Old Testament Jericho has been identified in the mound known as Tall Al-Sulṭān (at the source of the copious spring ʿAyn Al-Sulṭān), which rises 70 feet (21 metres) above the surrounding plain. A number of major archaeological expeditions have worked at the site, notably in 1952–58 under Kathleen M. Kenyon, director of the British School of Archaeology in Jerusalem; one of the main objectives has been to establish the date of the town’s destruction by the Israelites—a matter of importance for the chronology of the Israelite entry into Canaan. Most of the town of the period, including the whole circuit of the town walls, has been removed by erosion; enough survives to show only that there was a town of the period. This may have been destroyed in the second half of the 14th century BCE, but evidence is too scanty for precision. The site was then abandoned until the Iron Age. Little trace has been found of the 9th-century-BCE occupation attributed to Hiel, but there was a sizable settlement in the 7th century BCE, ending perhaps at the time of the second Babylonian Exile in 586 BCE. The site was then finally abandoned, and the later Jerichos grew up elsewhere.
A particularly important remnant from Umayyad rule is the remains of the Khirbat al-Mafjar, a remarkable 8th-century building complex situated in the Wadi Al-Nuwayʿima, some 3 miles (5 km) north of Jericho. The complex, which originally included a palace, mosque, and bathhouse, was damaged by an earthquake shortly after it was begun and was never completed. Among the best-preserved of its remains are the exquisite mosaic panels and pavements for which the complex is renowned. Although the identity of its patron has been disputed, it has been associated with both Hishām ibn ʿAbd al-Malik (reigned 724–743) and his nephew, the controversial caliph al-Walīd ibn Yazīd (reigned 743–744).

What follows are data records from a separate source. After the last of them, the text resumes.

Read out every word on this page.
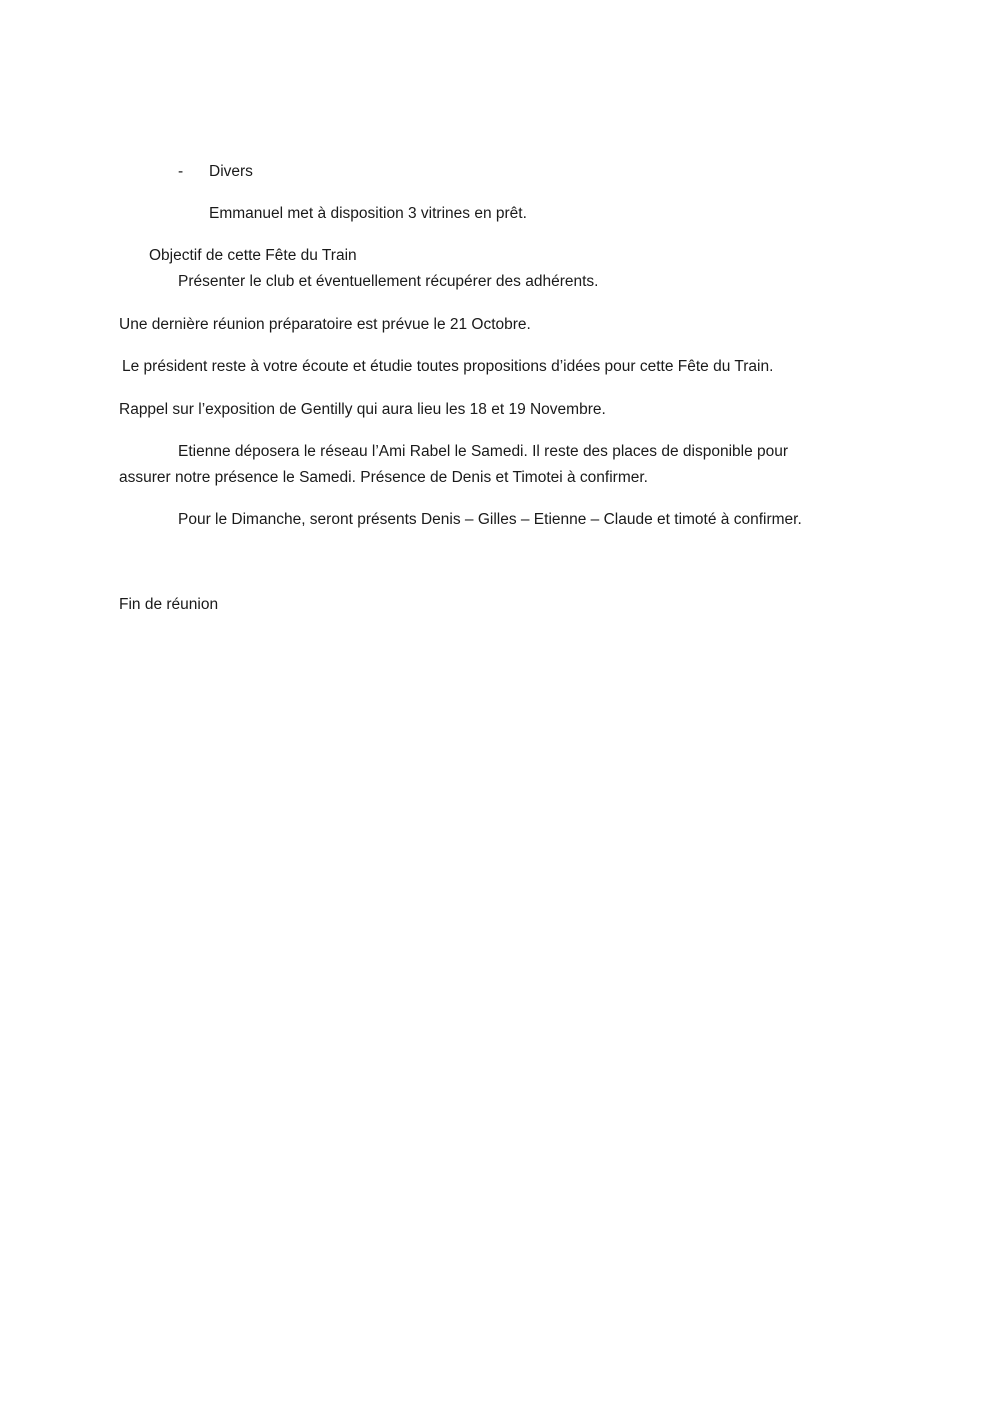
- Divers
Emmanuel met à disposition 3 vitrines en prêt.
Objectif de cette Fête du Train
Présenter le club et éventuellement récupérer des adhérents.
Une dernière réunion préparatoire est prévue le 21 Octobre.
Le président reste à votre écoute et étudie toutes propositions d’idées pour cette Fête du Train.
Rappel sur l’exposition de Gentilly qui aura lieu les 18 et 19 Novembre.
Etienne déposera le réseau l’Ami Rabel le Samedi. Il reste des places de disponible pour
assurer notre présence le Samedi. Présence de Denis et Timotei à confirmer.
Pour le Dimanche, seront présents Denis – Gilles – Etienne – Claude et timoté à confirmer.
Fin de réunion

A floor panel mosaic depicting gazelles and a lion from the 8th-century Khirbat al-Mafjar complex, several miles north of Jericho in the West Bank.Micha Bar-Am/Magnum
A minor village in Ottoman times, Jericho became a winter resort after the British mandate over Palestine was established in the early 1920s. The city underwent major expansion, however, after its incorporation into Jordan in 1949. The establishment in the neighbourhood of two enormous camps of Palestinian refugees following the establishment of the State of Israel in 1948 brought great activity to the town, which was largely rebuilt; the area of the oasis was expanded by irrigation. The Israeli occupation of the city following the Six-Day War of June 1967, however, resulted in the dispersal of much of the refugee population (see Arab-Israeli wars). Jericho was one of the first of the cities and towns evacuated by Israeli forces and turned over to Palestinian administration in the wake of the 1993 Oslo Accords. Pop. (2007) 18,346.